Weltverband schliesst Iran von Judo-Wettkämpfen aus

Saeid Mollaei (oben), ein Judoka aus Iran, verlor seinen Halbfinal-Kampf an der WM absichtlich, um nicht gegen einen Israeli kämpfen zu müssen

Saeid Mollaei (oben), ein Judoka aus Iran, verlor seinen Halbfinal-Kampf an der WM absichtlich, um nicht gegen einen Israeli kämpfen zu müssen

Der Judo-Weltverband (IJF) schliesst Iran von allen internationalen Wettkämpfen aus. Dies, weil der Iran sich weigert, seine Athleten gegen Judoka aus Israel kämpfen zu lassen.

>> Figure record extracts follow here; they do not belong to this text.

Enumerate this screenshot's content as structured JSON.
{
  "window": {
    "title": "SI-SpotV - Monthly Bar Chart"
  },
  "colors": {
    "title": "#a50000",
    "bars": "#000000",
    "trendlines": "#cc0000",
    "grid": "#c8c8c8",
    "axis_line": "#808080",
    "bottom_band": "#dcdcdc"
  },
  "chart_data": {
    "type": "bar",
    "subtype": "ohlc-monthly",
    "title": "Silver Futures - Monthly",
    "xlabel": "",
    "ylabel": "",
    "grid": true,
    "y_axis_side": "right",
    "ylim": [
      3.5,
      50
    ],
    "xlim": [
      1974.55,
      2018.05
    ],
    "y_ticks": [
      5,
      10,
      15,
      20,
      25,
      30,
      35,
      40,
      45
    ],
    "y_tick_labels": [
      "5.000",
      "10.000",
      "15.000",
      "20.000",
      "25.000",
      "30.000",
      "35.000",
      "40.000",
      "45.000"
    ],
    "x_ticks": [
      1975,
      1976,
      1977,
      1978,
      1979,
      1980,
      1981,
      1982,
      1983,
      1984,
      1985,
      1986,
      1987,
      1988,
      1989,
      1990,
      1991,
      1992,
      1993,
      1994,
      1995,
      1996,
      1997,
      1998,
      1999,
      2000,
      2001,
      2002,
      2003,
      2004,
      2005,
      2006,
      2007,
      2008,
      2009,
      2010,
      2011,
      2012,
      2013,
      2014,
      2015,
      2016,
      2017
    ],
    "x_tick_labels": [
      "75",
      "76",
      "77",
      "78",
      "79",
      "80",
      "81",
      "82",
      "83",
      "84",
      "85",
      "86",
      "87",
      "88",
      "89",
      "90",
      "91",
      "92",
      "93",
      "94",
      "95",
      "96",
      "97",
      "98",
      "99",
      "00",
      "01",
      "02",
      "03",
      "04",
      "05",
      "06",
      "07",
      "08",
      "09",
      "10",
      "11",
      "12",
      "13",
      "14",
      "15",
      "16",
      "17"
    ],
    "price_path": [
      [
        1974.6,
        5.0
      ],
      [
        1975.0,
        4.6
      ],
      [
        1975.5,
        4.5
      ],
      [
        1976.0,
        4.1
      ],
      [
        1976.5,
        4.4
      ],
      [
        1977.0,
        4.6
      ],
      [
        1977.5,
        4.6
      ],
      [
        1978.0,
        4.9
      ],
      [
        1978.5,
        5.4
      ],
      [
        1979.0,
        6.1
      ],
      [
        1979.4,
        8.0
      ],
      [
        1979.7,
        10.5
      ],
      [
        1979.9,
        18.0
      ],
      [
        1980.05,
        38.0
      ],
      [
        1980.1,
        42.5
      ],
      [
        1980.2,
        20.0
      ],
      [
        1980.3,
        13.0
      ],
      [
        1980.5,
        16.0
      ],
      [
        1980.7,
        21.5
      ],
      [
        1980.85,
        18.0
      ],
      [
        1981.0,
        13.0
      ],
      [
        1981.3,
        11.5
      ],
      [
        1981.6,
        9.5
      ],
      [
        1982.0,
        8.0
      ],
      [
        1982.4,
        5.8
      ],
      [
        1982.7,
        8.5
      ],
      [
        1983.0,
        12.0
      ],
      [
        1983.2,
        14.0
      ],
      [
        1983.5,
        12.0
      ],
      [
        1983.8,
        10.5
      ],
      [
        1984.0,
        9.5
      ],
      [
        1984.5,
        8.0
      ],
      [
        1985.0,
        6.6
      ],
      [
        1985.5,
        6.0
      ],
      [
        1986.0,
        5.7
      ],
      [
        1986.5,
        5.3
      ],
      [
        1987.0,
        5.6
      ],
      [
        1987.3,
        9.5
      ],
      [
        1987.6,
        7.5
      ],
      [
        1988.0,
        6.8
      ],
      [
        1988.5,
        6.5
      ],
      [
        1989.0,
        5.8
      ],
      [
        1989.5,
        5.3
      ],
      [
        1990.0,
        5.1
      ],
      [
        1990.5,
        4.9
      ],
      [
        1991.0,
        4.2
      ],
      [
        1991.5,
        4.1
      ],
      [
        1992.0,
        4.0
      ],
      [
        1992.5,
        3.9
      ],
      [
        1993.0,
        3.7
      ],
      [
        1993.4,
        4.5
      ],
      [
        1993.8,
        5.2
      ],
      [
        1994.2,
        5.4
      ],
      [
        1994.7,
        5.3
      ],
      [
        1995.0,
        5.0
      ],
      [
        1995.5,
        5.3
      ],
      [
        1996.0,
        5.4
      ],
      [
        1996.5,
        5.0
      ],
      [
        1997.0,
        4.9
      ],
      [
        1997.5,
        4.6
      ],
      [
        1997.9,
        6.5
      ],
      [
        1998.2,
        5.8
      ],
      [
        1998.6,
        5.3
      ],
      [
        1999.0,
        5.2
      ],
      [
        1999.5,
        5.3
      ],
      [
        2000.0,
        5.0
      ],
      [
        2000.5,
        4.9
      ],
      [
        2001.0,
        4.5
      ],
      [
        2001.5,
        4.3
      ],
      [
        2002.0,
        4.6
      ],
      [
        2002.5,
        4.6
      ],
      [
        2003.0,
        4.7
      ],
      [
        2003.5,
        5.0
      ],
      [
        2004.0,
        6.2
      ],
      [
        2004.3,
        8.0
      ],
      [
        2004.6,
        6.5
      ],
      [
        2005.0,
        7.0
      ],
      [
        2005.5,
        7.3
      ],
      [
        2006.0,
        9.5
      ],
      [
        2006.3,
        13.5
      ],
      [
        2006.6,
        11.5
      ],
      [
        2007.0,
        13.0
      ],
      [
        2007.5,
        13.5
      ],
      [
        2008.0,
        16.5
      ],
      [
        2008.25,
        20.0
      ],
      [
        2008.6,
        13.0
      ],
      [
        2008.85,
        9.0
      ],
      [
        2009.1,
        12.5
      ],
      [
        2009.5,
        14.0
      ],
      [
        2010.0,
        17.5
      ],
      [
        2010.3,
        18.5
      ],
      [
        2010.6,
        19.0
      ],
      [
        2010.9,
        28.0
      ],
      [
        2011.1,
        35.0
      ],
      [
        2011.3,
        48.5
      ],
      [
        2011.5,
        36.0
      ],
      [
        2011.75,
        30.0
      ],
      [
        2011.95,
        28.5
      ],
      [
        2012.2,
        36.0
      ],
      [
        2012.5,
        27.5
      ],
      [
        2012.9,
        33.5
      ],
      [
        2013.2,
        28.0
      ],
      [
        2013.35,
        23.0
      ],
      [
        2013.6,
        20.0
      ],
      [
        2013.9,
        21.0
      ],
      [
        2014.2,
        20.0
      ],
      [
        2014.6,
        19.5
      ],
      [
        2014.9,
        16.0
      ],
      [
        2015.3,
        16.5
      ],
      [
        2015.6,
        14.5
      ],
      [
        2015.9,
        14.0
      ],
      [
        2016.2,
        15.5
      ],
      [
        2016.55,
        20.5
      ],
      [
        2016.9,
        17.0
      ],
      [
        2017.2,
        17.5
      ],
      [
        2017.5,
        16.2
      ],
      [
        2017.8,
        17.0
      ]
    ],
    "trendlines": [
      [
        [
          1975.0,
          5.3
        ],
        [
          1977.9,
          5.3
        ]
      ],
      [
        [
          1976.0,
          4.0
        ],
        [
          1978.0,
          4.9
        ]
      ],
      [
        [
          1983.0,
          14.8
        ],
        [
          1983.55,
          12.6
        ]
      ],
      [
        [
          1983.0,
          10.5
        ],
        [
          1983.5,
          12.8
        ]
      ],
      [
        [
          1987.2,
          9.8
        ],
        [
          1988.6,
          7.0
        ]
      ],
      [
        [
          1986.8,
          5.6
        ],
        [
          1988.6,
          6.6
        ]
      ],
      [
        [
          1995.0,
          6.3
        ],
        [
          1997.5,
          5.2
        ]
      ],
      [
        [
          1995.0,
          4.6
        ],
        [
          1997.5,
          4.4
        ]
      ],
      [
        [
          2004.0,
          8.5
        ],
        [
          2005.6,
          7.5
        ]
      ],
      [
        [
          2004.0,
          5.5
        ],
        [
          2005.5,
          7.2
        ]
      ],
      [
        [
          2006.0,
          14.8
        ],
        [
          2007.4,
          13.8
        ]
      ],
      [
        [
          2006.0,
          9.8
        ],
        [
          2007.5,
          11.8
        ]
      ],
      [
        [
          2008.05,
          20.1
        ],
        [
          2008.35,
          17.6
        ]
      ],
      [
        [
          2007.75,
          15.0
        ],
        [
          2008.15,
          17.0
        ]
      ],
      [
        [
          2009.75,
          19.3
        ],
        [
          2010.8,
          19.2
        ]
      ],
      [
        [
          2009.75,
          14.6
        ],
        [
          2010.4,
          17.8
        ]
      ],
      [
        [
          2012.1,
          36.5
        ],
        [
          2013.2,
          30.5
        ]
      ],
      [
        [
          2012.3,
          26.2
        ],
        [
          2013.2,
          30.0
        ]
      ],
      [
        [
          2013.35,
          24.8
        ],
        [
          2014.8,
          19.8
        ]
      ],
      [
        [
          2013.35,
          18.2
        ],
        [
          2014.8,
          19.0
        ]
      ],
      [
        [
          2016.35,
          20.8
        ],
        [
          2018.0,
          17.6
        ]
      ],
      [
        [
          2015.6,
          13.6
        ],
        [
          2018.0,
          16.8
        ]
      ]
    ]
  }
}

Bei der WM im August in Tokio war der Iraner Saeid Mollaei in der Klasse bis 81 kg von iranischen Funktionären angewiesen worden, ein mögliches Final-Duell gegen den nachmaligen israelischen Weltmeister Sagi Muki zu vermeiden.

Mollaei verlor dann absichtlich seinen Halbfinal - und verlor danach auch noch einen Kampf um WM-Bronze. "Ich habe nur 10 Prozent gegeben, damit ich nicht gegen das Gesetz meines Landes verstiess", sagte Mollaei, in dessen Elternhaus sich während dessen Wettkämpfen iranische Sicherheitskräfte befunden haben sollen.